Life expectancy is growing. Today we’re celebrating more centenarians than ever before, in the United States, and around the globe. Our ability to live longer, healthier, more productive lives is one of mankind’s greatest accomplishments. Consider this:

In 2010, 82.8% of all centenarians in the U.S. were female 1

In countries aging the best, half of 10-year-olds today may live to be 104 2

70% of 8-year-olds are projected to have a living great-grandparent by 2030 3

Mindsets Matter

Making the most of a longer life means redesigning how we learn and earn over a lifetime. Longevity also means people want and need to keep working. Remaining relevant and resilient in the workplace requires our bodies and minds to be comfortable with change. Find out some research-based tips for staying agile at managing change.  

The New Normal

Preparing (individually and as a society) is exciting and, in some ways, scary. It’s about moving away from a “three-stage” life—school, work, and retirement—to a more flexible one. And this “new lifetime” also comes with challenges. For starters, not everyone has an equal chance to live longer, let alone capture the associated opportunities. AARP wants to make sure that everyone has equal access to resources we all need to live longer, healthier lives. In fact, AARP recently joined The Atlantic's annual Future of Work Summit to discuss the growth and benefits of a multi-generational workforce and how we can design a longevity future for this new multi-stage, non-linear life course.

Redesign Your Time

Through the Living 100 project, AARP seeks to spark a conversation. How can we challenge our own mindsets and attitudes about aging? What do longer lifespans mean for current and future generations? How can we address disparities in race, gender, income, education and geography that can be a matter of life and death? And most importantly, how do institutions and systems need to change so that we are not only living longer, but making the most of our extra time?

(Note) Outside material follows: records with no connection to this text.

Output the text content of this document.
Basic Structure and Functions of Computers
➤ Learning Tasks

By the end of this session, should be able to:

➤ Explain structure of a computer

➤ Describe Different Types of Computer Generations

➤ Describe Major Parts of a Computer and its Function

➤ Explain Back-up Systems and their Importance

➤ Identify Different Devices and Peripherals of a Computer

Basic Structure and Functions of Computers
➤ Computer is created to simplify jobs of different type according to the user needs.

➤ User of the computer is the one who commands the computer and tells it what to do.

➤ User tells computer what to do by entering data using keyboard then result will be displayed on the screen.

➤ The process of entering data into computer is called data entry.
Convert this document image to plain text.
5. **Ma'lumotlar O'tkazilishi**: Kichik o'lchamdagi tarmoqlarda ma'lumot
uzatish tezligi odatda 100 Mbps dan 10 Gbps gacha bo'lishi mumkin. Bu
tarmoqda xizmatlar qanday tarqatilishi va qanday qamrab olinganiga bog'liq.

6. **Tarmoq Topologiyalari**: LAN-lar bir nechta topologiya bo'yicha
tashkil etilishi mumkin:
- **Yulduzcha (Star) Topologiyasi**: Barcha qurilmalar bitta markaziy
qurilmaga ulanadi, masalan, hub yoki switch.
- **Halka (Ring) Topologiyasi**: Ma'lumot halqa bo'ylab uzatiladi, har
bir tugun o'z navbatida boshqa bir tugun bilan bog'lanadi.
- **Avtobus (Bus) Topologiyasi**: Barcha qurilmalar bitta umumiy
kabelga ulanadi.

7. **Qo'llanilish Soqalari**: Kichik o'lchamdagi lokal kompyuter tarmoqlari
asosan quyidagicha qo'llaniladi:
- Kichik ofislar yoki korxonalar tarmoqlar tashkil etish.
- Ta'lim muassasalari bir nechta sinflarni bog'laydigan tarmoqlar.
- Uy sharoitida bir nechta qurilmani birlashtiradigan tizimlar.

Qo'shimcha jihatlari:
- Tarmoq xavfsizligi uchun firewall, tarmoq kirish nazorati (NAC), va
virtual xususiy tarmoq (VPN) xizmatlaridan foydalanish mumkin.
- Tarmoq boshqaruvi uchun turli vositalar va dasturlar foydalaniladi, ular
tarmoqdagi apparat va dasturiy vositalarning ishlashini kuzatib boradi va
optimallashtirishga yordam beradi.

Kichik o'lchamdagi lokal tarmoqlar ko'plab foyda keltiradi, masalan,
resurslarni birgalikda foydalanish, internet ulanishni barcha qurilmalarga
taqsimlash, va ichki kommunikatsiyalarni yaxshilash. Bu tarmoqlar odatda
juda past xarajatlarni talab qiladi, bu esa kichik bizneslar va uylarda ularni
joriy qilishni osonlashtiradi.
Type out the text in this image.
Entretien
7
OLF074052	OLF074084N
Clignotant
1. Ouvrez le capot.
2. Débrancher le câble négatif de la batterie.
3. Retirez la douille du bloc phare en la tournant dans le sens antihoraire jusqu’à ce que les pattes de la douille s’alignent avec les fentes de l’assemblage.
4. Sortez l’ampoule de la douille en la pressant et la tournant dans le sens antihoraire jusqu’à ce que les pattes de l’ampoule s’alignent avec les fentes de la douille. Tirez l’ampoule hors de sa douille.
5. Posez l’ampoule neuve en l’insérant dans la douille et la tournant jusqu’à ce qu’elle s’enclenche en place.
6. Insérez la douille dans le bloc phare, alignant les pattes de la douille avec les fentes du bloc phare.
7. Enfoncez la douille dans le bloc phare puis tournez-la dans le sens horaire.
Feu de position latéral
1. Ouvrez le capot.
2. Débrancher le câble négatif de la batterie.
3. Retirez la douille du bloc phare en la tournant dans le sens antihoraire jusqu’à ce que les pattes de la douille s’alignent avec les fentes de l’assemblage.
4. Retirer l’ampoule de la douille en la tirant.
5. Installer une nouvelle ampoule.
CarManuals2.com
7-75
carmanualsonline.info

Disrupt Aging: Family Reunion

What if you knew you had a good chance of becoming a centenarian? How would that change how you view your life? AARP asked that question when a rare reunion brought together five generations of the Newcomer family – from 107-year-old Ike to 1-year-old Knox. The family reflected on relationships, history and the future. As Ike’s 43-year-old grandson said, “To look at somebody like Ike and know that he is living now at 108, not only healthy and active … it’s very inspirational.”